Die einwöchige Fortbildung, durchgeführt durch „europass Teacher Academy“, stand unter dem Motto: „Cultural Heritage Education: Ancient Greece as a Case Study“, gab mir dazu Gelegenheit. Neben der Bearbeitung dieses Hauptthemas gab es natürlich auch die Chance, mit den Teilnehmern aus sieben EU – Staaten in Austausch zu treten und sowohl Gemeinsamkeiten als auch Unterschiede in der Arbeit der Lehrkräfte Europas zu betrachten.

Abseits der Lehrveranstaltungen konnte ich die wunderbare Stadt Athen mit all seinen Sehenswürdigkeiten kennenlernen, vornweg die antiken Bauwerke der Akropolis. Da die Fortbildung in englischer Sprache durchgeführt wurde, hat sich als Nebeneffekt mein Englisch verbessert. Mein persönliches Resümee: Rundum eine sehr anspruchsvolle, lehrreiche, unvergessliche Fortbildung.

Olympiastadion von 1896

 

Erfahrungsbericht – Gäste aus Finnland
Teilnehmer: Sara Könnicke, Inga Berthold, Jana Richter
Zeitraum: 15.-18.04.2024

Ort: Dresden

Vom 15.04. bis 18.04.2024 begrüßten wir 12 Gäste von der Klassikka Lukio Schule aus Kuopio bei uns am Sportgymnasium. Bereits im letzten Jahr hospitierten Frau Malinen und Frau Mörsky über das Austausch-Programm Erasmus+ am Sportgymnasium Dresden und nun wurden sie von 10 Schülerinnen und Schülern aus den Sportarten Fußball, Leichtathletik (Diskuswurf), Volleyball, Nordische Kombination, Schwimmen, Triathlon, Badminton und Reiten begleitet.

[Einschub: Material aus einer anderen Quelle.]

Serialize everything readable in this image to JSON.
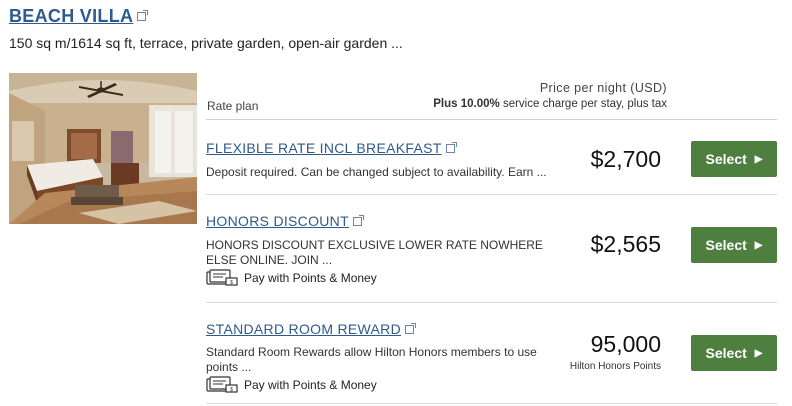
{
  "room": {
    "title": "BEACH VILLA",
    "description": "150 sq m/1614 sq ft, terrace, private garden, open-air garden ..."
  },
  "header": {
    "rate_plan_label": "Rate plan",
    "price_label": "Price per night (USD)",
    "charge_prefix": "Plus 10.00%",
    "charge_suffix": " service charge per stay, plus tax"
  },
  "rates": [
    {
      "name": "FLEXIBLE RATE INCL BREAKFAST",
      "description": "Deposit required. Can be changed subject to availability. Earn ...",
      "price": "$2,700",
      "select_label": "Select"
    },
    {
      "name": "HONORS DISCOUNT",
      "description": "HONORS DISCOUNT EXCLUSIVE LOWER RATE NOWHERE ELSE ONLINE. JOIN ...",
      "pay_option": "Pay with Points & Money",
      "price": "$2,565",
      "select_label": "Select"
    },
    {
      "name": "STANDARD ROOM REWARD",
      "description": "Standard Room Rewards allow Hilton Honors members to use points ...",
      "pay_option": "Pay with Points & Money",
      "price": "95,000",
      "price_unit": "Hilton Honors Points",
      "select_label": "Select"
    }
  ],
  "colors": {
    "link": "#2e5a8c",
    "button": "#4f7f3f"
  },
  "icons": [
    "external-link-icon",
    "chevron-right-icon",
    "points-money-icon"
  ]
}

Unsere Gäste erwartete eine erfahrungsreiche und volle Woche in unserem schönen Dresden:

Am Montag Abend gab es bei unserem Finnisch-Deutschen Begegnungsabend mit Schülerinnen und Schülern des Sportgymnasiums ein typisch deutsches Gericht zur Einstimmung: Bratwurst mit Kartoffelbrei und Sauerkraut.

Dienstag früh begrüßte Frau Göldner unsere Gäste offiziell am Sportgymnasium Dresden und nach einer Führung durch unser Schulgelände ging es zur Hospitation mit in den Unterricht der Klassen 5-7. Nachmittags blieb noch ausreichend Zeit, um ausgewählte Sehenswürdigkeiten wie die Frauenkirche zu besuchen.

Ein besonderes Highlight war das gemeinsame Training am Donnerstag morgen mit unseren Sportlerinnen und Sportlern, bei dem unsere finnischen Gäste die verschiedenen Trainingsstätten kennen lernen konnten.

Wir freuen uns sehr über der regen Austausch der finnischen und deutschen Schülerinnen und Schüler und hoffen, dass auch wir bald die Chance haben, einen Einblick in den Alltag der Athletinnen und Athleten in Kuopio Finnland gewinnen zu dürfen.

Vielen Dank an Alle, die mit Ihrer Unterstützung zum Gelingen des Besuchs beigetragen haben!

Kiitos ja nähdään pian!

Text und Bilder: S. Könnicke

 

Erfahrungsbericht – Kurs „„Interkulturelles Projektmanagement““
Teilnehmer: U. Rotter, N. Nowak
Zeitraum: 18.-22.03.2024

Ort: Funchal/Madeira

Erasmus+Bericht Now Ro

Für eine Woche ging es für uns zum Erasmus+ - Seminar „Interkulturelles Projektmanagement“ nach Madeira. Das Tagungshotel war mit einem Blick über Stadt und Hafen wunderschön gelegen.

Im Vorfeld überlegten wir, worin unsere Erwartungen für das Seminar liegen würden. Drei Schwerpunkte waren uns wichtig:

  • Der Erfahrungsaustausch mit Teilnehmerinnen und Teilnehmern zum interkulturellen Projektmanagement.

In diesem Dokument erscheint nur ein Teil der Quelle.